According to the article, The Shepherd Law Group has abandoned the billable hour all together. Pfeiffer reports that,
Shepherd, a five-lawyer firm that specializes in employment law, charges its
clients a flat annual fee or flat price per task. Clients can call the firm as
often as they want to discuss legal issues, although some services, such as
training and litigation, cost extra. The new approach helps clients determine
legal costs in advance and often prevents legal problems from escalating because
clients are no longer reluctant to seek advice out of fear of incurring a hefty
bill, said Jay Shepherd, the firm's founder.
The abandonment of billable hours has a small following in the U.S. with law firms and public relations agencies alike. It’s a refreshing shift but is it “the answer?”

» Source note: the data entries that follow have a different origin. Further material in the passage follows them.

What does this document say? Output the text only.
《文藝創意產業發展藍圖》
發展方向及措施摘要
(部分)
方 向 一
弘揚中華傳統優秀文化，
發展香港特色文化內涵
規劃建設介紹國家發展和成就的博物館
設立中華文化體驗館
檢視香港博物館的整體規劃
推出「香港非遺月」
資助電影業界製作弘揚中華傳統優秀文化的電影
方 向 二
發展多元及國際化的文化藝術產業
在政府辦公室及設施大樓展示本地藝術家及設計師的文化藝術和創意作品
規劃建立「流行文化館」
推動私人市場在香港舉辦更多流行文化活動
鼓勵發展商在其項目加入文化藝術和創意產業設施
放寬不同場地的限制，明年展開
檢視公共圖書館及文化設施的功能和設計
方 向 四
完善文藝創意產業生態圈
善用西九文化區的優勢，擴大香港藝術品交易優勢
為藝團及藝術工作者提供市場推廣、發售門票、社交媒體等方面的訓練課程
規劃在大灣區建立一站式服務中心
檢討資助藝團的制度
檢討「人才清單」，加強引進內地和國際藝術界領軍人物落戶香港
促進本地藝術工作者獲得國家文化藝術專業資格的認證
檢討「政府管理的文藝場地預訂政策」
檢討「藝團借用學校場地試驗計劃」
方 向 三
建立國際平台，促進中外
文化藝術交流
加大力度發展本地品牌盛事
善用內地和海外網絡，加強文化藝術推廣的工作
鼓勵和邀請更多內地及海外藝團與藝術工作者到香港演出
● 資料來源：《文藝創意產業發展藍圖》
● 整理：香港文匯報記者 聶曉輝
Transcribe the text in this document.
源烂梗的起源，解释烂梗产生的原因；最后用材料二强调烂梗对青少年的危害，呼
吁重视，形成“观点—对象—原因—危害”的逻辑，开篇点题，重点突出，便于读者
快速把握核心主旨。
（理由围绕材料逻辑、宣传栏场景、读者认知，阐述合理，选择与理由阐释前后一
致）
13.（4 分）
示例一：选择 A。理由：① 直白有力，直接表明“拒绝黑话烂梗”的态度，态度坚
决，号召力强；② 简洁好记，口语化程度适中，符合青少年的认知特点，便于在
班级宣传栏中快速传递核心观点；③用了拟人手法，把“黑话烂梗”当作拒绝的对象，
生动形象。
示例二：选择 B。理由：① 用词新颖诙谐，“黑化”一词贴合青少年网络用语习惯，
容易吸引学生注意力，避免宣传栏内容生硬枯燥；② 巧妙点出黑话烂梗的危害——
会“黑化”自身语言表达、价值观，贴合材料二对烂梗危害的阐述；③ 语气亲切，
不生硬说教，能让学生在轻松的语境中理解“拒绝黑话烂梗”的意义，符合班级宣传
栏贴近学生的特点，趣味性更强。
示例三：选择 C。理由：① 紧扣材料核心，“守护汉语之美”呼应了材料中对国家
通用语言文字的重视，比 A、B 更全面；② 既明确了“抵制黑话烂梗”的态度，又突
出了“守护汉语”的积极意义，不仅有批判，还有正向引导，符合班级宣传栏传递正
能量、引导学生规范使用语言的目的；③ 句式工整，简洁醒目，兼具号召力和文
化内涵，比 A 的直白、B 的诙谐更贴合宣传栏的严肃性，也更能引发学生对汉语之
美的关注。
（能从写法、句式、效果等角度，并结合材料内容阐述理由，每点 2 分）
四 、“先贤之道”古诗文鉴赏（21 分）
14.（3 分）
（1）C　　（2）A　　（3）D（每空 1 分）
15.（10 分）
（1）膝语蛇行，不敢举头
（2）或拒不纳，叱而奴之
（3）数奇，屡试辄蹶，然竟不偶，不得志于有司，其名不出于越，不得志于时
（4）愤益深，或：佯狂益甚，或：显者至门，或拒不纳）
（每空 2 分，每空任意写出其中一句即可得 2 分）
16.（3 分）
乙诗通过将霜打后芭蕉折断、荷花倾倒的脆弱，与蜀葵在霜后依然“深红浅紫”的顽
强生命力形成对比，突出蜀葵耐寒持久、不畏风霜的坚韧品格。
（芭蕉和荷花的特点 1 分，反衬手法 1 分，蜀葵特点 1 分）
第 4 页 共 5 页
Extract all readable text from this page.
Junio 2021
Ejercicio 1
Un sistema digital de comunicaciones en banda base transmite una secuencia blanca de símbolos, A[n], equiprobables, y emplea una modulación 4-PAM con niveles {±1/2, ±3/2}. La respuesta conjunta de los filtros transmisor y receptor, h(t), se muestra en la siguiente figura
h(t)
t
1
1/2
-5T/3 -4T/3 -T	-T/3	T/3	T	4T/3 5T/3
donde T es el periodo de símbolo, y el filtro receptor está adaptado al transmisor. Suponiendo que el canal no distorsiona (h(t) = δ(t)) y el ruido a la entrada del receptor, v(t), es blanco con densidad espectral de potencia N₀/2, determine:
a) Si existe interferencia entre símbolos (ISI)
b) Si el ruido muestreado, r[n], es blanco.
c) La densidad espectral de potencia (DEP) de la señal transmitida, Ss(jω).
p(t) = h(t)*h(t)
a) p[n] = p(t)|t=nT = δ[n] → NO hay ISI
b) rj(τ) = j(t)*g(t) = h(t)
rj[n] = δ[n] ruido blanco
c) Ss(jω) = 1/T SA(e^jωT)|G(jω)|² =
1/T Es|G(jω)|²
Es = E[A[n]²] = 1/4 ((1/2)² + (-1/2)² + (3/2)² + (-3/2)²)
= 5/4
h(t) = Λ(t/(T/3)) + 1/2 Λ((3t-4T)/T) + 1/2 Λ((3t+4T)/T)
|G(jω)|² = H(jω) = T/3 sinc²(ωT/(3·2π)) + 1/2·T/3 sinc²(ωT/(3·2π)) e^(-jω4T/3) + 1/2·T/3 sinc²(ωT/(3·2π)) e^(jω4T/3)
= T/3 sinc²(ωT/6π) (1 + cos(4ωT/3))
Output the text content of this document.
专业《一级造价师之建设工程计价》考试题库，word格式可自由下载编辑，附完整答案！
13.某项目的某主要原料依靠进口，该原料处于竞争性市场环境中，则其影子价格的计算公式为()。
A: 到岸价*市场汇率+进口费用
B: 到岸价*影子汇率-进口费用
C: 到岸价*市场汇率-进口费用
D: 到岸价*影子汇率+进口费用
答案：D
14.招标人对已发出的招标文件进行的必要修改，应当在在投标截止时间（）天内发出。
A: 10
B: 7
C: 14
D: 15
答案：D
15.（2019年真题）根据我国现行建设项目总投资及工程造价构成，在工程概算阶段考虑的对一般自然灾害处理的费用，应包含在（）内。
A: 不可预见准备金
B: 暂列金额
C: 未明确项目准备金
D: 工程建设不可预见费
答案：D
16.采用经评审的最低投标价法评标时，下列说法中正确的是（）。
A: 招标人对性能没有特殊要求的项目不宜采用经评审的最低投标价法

I don’t believe the answer lies in determining “which form of billing is better” as a standard of practice – rather, “which form of billing is better in the individual situation and which will help deliver the best services to the client.” Clients do need options and as a recovering attorney, I agree with Pfeiffer that most people don’t like the billable hour but the key in that term is “most.” “Most” does not equal “all.”
I do find it both amusing and refreshing that Shepherd’s PR agent is quoted in the article since many firms are making the shift as part of their public relations and marketing strategy.
The bottom line: law firms and public relations agencies should offer options to their clients. When you entertain, it’s customary to offer coffee and tea.